AMD may earn 15 cents in Q4 98 if they keep carving out additional market share, delivering unit volumes on the K6 and executing in their other businesses
By Binti Harvey & Tiare Rath, CBS MarketWatch
Last Update: 5:41 PM ET Oct 6, 1998
Tech Report

SUNNYVALE, Calif. (CBS.MW) -- Advanced Micro Devices fueled
hope for a rebounding semiconductor industry Tuesday after the company
squeaked by with an unexpected third-quarter profit.

AMD (AMD) posted a quarterly profit of $1 million, or 1 cent a share,
far surpassing analysts' expectations for a loss of 13 cents a share. Sales
rose $685.9 million from $526.5 million in the year-ago period.

Beating its target

AMD's third-quarter profit beat its own target. Previous to the report,
AMD wasn't expected to record earnings until the fourth quarter. The
semiconductor manufacturer hasn't posted a profit since last year's second
quarter.

AMD's earnings were also far better than last year's performance, when
the semiconductor manufacturer lost $31.7 million, or 22 cents a share.

The company's strong earnings came from strength in its K6 processors
business, which analysts expected would be strong. K6 shipments were
up 1 million units from its second quarter to 3.8 million units, the company
reported. Most other business segments were flat or down from year-ago
levels, AMD said.

Dan Scovel of Fahnestock & Co. expected the company to report a
pickup in demand for its K6 microprocessor core product. Scovel
expected K6 unit shipments of 3 million to 3.5 million for the quarter,
compared to 2.7 million in the second quarter.

However, his estimate of a loss of 17 cents fell
below the consensus outlook because he sees weakness in AMD's other
semiconductor businesses.

Flash-memory 'deterioration'

"Their flash memory, network communications and [programmable logic]
chips have been the ones paying the bills, and we're seeing some
deterioration there," Scovel said.

Brown Brothers Harriman analyst William Milton also expected AMD's
other businesses to show signs of cracking under global industry pressure.
"We estimate K6 revenue, which represented 42 percent of the product
mix in the second quarter to increase 51 percent sequentially ... however,
we expect the company's other businesses to be sequentially down."

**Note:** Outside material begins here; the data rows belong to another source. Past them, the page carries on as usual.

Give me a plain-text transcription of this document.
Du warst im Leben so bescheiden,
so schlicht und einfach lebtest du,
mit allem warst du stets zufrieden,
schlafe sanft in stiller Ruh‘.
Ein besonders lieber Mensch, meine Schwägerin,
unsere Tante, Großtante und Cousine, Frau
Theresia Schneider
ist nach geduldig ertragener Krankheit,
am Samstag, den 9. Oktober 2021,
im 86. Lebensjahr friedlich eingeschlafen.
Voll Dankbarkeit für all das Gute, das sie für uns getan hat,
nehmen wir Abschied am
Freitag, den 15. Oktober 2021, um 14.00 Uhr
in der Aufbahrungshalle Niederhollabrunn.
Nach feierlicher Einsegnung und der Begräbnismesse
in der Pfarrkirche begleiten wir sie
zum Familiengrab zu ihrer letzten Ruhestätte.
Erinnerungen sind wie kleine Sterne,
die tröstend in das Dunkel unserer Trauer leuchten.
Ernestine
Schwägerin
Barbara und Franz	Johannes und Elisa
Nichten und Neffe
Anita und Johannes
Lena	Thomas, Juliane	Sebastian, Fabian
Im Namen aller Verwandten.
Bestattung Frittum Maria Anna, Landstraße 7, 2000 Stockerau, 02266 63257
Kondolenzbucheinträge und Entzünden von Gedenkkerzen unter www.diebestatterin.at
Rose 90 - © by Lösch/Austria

The earnings weren't a total surprise, however. AMD helped push
semiconductor stocks higher Tuesday as most other tech sectors were in
the red. AMD's shares closed up 1 1/2 to 19 7/8 ahead of the report.

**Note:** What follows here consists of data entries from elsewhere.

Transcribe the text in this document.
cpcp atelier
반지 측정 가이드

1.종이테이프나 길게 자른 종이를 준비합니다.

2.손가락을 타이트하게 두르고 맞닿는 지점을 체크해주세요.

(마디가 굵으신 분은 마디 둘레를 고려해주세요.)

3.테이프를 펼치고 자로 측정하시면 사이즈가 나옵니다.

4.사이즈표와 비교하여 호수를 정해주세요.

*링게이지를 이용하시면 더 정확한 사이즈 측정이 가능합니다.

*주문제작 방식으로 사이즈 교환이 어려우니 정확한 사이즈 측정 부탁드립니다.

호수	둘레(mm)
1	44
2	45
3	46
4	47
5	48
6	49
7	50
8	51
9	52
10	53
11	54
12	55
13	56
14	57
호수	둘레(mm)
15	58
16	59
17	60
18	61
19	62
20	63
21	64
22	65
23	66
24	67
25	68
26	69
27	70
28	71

Along with AMD's anticipated report was also strong earnings from
Motorola (MOT) and a growing sentiment that a recovery is underway
for the battered sector.

"We believe that many companies saw at least a
slight improvement in bookings and shipments, with
the year-to-year growth rate bottoming sometime
during the August-September window," Donaldson
Lufkin & Jenrette analyst Charles Boucher said in a
research note.

Another factor in analysts' rosier outlooks: The
inventory correction that virtually halted new orders
in the first half ended in the third quarter, marking
renewed demand for microprocessors.

However, the rebuilding of PC inventory alone may
not solve the chip industry's problems, some analysts say. "We believe
that the positive momentum in the PC component area, driven almost
entirely by inventory snapback, can be maintained into the fourth quarter
but not much further," said Goldman Sachs analyst Joe Moore.

Lackluster outlooks

Moore expects most other semiconductor markets to exhibit results in line
with lackluster outlooks. Moore believes other semiconductor markets
continue to flounder, as several analog and logic chipmakers warned of
disappointments in the third quarter.

He also expects slow demand for consumer and industrial electronics
chips as well as telecommunications components to cause weakness into
the fourth quarter.

But AMD can pull higher earnings by the fourth quarter if the conditions
are right, Scovel said.

"We think if they keep carving out additional market share, delivering unit
volumes on the K6 and executing in their other businesses they can do 15
cents in the fourth quarter," he said.